AAAR 36th Annual Conference October 16 - October 20, 2017 Raleigh Convention Center Raleigh, North Carolina, USA
Abstract View
The Effect of NO gas on the Solubility of Dust-Borne Iron
MUNKHZAYA BOLDBAATAR, Brian Majestic, University of Denver
Abstract Number: 616 Working Group: Urban Aerosols
Abstract Despite being the most abundant element on the Earth’s crust and atmosphere, iron is the limiting micronutrient for phytoplankton due to its highly water-insoluble nature. The most significant source of iron in the oceans is via atmospheric deposition of Aeolian dust, where the iron is < 1% soluble. In contrast, particles collected in urban settings contains 20-70% soluble iron and is estimated that, globally, 20-50% of atmospheric soluble iron is contributed from anthropogenic sources. The increase in solubility is thought to be attributed to particle size, acidification during transport, and mineralogy of the dust source. Particularly of interest is how anthropogenic gases affect the acidification of iron. Therefore, the focus here is to study the effect of a largely anthropogenic gas on the solubility of iron and to understand its paths of solubilization.

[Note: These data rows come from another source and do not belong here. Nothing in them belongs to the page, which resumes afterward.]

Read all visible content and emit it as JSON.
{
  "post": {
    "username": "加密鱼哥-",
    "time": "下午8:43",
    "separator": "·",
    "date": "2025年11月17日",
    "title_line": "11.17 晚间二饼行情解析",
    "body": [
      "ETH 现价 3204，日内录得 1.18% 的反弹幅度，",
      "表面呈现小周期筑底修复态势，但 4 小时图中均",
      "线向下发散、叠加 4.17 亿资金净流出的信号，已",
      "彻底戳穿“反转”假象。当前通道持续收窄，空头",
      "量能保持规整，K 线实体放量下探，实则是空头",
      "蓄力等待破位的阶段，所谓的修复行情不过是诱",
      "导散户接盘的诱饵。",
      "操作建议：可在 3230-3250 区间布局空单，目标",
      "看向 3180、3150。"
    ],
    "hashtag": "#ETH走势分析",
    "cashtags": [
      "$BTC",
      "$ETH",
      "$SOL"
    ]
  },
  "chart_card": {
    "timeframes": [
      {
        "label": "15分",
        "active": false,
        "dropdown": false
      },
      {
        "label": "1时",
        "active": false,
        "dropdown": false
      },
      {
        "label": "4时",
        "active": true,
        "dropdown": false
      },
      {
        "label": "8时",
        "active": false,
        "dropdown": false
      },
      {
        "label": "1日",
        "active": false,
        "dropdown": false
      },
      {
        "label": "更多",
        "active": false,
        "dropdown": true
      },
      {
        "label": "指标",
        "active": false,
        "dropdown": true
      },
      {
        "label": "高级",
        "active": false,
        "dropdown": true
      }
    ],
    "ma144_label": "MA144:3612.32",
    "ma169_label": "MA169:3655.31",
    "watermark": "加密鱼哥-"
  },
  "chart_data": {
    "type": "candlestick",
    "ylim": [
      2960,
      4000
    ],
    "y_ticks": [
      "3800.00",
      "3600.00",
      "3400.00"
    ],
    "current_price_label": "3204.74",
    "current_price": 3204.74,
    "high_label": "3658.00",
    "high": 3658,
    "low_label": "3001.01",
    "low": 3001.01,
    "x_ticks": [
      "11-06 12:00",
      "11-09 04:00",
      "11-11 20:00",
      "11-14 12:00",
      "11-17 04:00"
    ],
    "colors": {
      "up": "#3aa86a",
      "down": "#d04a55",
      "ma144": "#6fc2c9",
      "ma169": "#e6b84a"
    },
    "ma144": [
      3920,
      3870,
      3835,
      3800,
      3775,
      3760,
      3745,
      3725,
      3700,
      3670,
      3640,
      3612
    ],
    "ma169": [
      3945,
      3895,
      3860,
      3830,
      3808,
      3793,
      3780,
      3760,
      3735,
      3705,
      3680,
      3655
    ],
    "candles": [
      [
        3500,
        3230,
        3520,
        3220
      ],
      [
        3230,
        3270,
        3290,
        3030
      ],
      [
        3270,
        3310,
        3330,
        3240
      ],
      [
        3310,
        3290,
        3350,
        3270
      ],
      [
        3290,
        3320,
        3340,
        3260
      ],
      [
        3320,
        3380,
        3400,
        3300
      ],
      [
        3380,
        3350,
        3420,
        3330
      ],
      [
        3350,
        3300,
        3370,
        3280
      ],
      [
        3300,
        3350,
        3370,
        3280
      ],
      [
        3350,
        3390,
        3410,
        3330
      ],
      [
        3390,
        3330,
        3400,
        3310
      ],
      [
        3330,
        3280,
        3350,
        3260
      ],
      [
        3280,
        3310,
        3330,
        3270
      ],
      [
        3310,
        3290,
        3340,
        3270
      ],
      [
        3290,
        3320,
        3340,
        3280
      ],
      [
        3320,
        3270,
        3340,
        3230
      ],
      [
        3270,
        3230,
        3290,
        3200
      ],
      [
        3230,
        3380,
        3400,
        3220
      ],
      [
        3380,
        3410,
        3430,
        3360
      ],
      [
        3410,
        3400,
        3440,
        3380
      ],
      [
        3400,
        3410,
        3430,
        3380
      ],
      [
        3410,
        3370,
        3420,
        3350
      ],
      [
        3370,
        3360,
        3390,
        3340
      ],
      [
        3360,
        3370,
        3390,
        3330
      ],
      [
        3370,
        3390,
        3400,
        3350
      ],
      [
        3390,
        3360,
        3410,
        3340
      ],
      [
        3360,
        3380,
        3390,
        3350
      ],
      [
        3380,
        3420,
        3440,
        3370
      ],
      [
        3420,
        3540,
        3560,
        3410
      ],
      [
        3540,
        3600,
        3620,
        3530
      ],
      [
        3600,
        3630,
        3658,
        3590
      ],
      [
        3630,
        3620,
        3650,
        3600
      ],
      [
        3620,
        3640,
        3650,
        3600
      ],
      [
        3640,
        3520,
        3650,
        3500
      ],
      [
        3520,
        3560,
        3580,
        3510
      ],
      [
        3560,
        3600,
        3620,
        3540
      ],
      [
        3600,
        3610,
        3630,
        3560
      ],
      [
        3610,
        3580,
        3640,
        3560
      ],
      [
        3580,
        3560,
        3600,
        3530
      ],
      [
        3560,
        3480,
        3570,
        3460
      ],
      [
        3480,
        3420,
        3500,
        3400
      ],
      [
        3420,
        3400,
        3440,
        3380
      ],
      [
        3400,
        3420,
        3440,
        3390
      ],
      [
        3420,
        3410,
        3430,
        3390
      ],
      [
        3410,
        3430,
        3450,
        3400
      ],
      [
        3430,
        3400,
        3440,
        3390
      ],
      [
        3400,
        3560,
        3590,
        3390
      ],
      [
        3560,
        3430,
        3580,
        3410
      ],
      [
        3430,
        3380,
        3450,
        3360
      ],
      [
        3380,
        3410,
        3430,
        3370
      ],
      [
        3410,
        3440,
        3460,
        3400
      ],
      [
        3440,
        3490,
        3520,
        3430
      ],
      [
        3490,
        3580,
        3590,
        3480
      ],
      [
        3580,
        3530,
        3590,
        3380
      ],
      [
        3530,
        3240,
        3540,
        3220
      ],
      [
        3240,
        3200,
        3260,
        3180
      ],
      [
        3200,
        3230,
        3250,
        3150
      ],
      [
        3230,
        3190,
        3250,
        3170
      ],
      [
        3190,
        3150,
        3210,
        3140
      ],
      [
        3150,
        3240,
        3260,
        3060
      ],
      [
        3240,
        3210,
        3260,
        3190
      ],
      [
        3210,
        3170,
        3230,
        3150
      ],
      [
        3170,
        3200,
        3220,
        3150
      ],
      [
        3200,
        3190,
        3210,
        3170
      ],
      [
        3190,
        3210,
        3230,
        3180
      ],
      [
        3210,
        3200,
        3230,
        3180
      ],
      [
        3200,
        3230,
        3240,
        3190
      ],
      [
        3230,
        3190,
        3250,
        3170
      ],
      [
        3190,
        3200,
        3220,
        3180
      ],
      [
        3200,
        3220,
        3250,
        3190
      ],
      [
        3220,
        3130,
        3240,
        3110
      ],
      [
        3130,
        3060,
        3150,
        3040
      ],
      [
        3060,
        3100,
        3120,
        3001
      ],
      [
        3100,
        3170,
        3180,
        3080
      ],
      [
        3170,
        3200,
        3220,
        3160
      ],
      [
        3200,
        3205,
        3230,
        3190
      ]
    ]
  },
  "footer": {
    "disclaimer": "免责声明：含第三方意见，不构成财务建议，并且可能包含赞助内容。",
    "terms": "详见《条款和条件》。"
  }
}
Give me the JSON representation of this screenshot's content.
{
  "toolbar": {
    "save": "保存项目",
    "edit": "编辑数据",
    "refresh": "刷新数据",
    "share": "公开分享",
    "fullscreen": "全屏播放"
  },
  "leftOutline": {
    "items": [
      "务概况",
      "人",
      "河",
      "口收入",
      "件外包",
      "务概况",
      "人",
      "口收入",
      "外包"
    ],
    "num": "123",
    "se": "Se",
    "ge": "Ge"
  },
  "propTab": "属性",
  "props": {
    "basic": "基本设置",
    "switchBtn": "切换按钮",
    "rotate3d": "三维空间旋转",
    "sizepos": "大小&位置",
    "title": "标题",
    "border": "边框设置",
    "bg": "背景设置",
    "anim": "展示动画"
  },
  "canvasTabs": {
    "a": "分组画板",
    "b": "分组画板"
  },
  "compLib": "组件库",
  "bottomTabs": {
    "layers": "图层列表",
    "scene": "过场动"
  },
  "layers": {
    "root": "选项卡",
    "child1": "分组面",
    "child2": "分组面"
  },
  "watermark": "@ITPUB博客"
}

With more than half of emissions stemming from vehicles, NO is a common anthropogenic air pollutant. While previous studies on Asian dust have found nitric acid vapors to solubilize trace elements, the effects of NO have not been studied. To better understand iron solubilization and acidification during transport, we exposed dust to a constant concentration of NO in both a dry and humid environment. The PM2.5 fraction of the dust was resuspended onto Teflon filters and exposed in polypropylene vacuum desiccators for 27 hours. Post-exposure, the samples were cut in half. One half was rocked for 2-hrs in a simulated cloudwater buffer and the soluble Fe was analyzed via quadrupole ICP-MS. The other half underwent a total acid digestion and was measured for total iron. The pre- and post- exposure soluble Fe is compared to the total Fe on the filter.
Thus, in this presentation, we will present how NO affect the acidification and/or subsequent solubilization of dust-borne iron.